Wide-eyed, excited, maybe a bit overwhelmed, new URI students come to freshman orientation this month

KINGSTON, R.I. – June 18, 2014 – The chant, “Rhody, Rhody, Rhody, Rams, Rams, Rams,” echoes off the buildings on the University of Rhode Island’s quadrangle as several hundred incoming freshmen are in full throat. Their conductors are 30 orientation leaders.


As the spirited sounds travel across and down Kingston Hill, parents are getting their introduction to URI and are as wide-eyed and excited as the students. Some are even a little sad as their children take their first big step away from home.


It’s freshman orientation at URI, and by the end of the month, 3,100 students will have learned during eight, two-day sessions how to succeed academically, live with roommates and ask for help for anything from a difficult class to a difficult relationship. They register for classes, are photographed for identification cards and eat with their peers in the main campus dining hall.


Matt Dias, a freshman from Mendon, Mass., who will begin an accounting major in the fall, described orientation as “absolutely awesome. This is a very open community where it is easy to make friends. All of the activities were just about perfect. I can’t wait to come here.”


In almost every case, the incoming students learn in settings that are fun, challenging and participatory, including an opening-day play featuring the orientation leaders in roles as Jacques Strap, a basketball recruit, Whinella Bratting, whose friends call her Whiney, Professor Gene Yus, Ivan Welborn from Cambridge, Ben Through-it, a student mentor, Seth O’Scope from Braintree and Violet Femme.


At the same time, their parents become familiar with campus life, and even deal with some the more challenging parts of university life—financing an education and learning to let go.
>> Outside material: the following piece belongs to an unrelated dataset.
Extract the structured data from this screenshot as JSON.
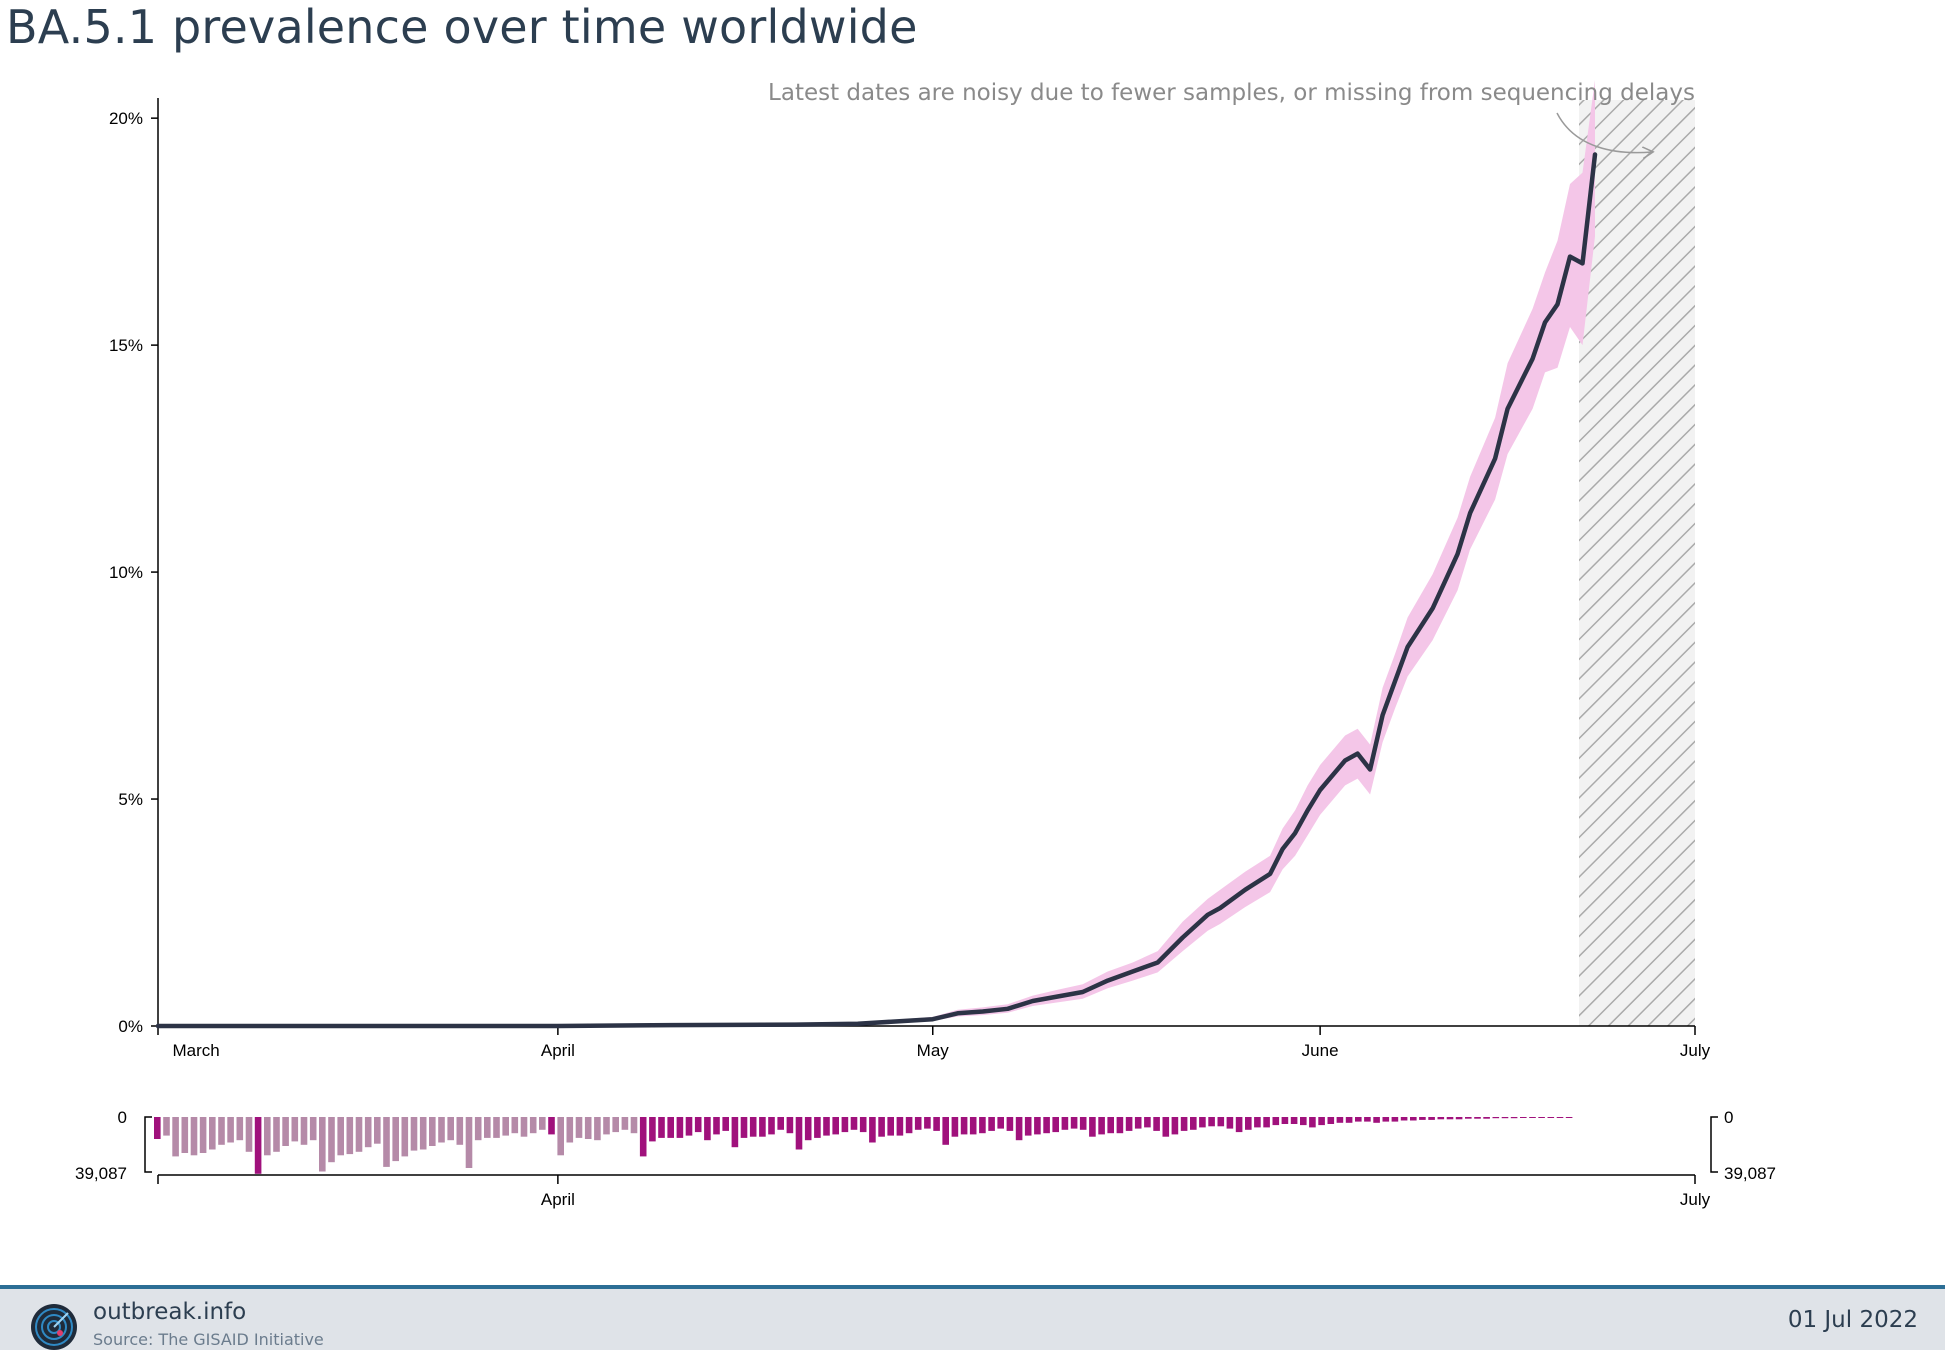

And whether it’s bright and sunny or overcast and rainy, an observer can’t help but notice the smiles, hear the laughter and enjoy the exuberance of the incoming students.


That’s due in large part to the skill, knowledge and enthusiasm for all things Rhody exhibited by the orientation leaders, all of whom are students, or those who just graduated a mere month ago.


Selena Evora amd Denzel Depina, both graduates of the Blackstone Academy Charter School and residents of Pawtucket, enjoyed their orientation experience.


“I met a whole bunch of different people,” Evora said. “Everyone is so fun, and OK, so I am a little nervous, but everyone is so nice. I feel very welcome.”


Depina said he had to get used to a bigger school, as Blackstone Academy had fewer students than his freshman orientation session.


“I am really looking forward to taking different classes and going to class,” Depina said. “The orientation leaders are all great, all very willing to help.”


Elecia Cardarelli, a South Kingstown resident who will study kinesiology in the fall, is excited about being at URI even though she grew up in the shadow of the campus. She’ll live in a campus residence hall.


“I like how everyone is opening up,” she said during a break in her session. “It feels comfortable when people let their guard down.”


West Harrison, N.Y. resident Ashlee Milone, will begin her elementary education major in the fall. She said she was nervous about starting college, but she met her roommates during orientation and settled in quickly.


“I am really excited about coming here now,” said the former high school cheerleader. “I learned all about the clubs here. I knew I wouldn’t have time to commit to being a cheerleader at URI, but I know there many activities that would work. The orientation leaders are really nice, really funny.”


Sean Hatch, who will major in business said he had a blast at orientation.


“This will be one of the most memorable events of my life. I can’t wait for the fall to start, to go to class and to meet new people.”


It’s not just the incoming students being transformed by the orientation experience.


“It’s the most rewarding thing I have ever done,” said Sean Spellman, an orientation leader from East Providence who will enter his senior year at URI in the fall.


Spellman and his orientation team had just finished an exercise called Opening Minds, Opening Doors, during which leaders challenge themselves and the freshmen to confront their perceptions of race, gender, disability, sexual orientation and even the language they use and the jokes they tell.


“I went through this exercise my freshman year, and I had a moment of clarity when I realized this is my place,” he said.


During the exercise, he to told the students he was given respect as soon as he came to URI. “I got comfortable in my own skin. Right now you are members of this special URI community, where you will be leaders, and it will be your job to welcome people. This is very special place where you can follow your own path.”


Johan Molina, originally from Providence, now lives in Narragansett. He will be a senior at URI in the fall.


“This is as much about learning about yourself as it is teaching freshmen about URI and themselves,” the orientation leader said. “When you are a freshman, you hear things, but you don’t really listen. Now I don’t just hear, I listen.”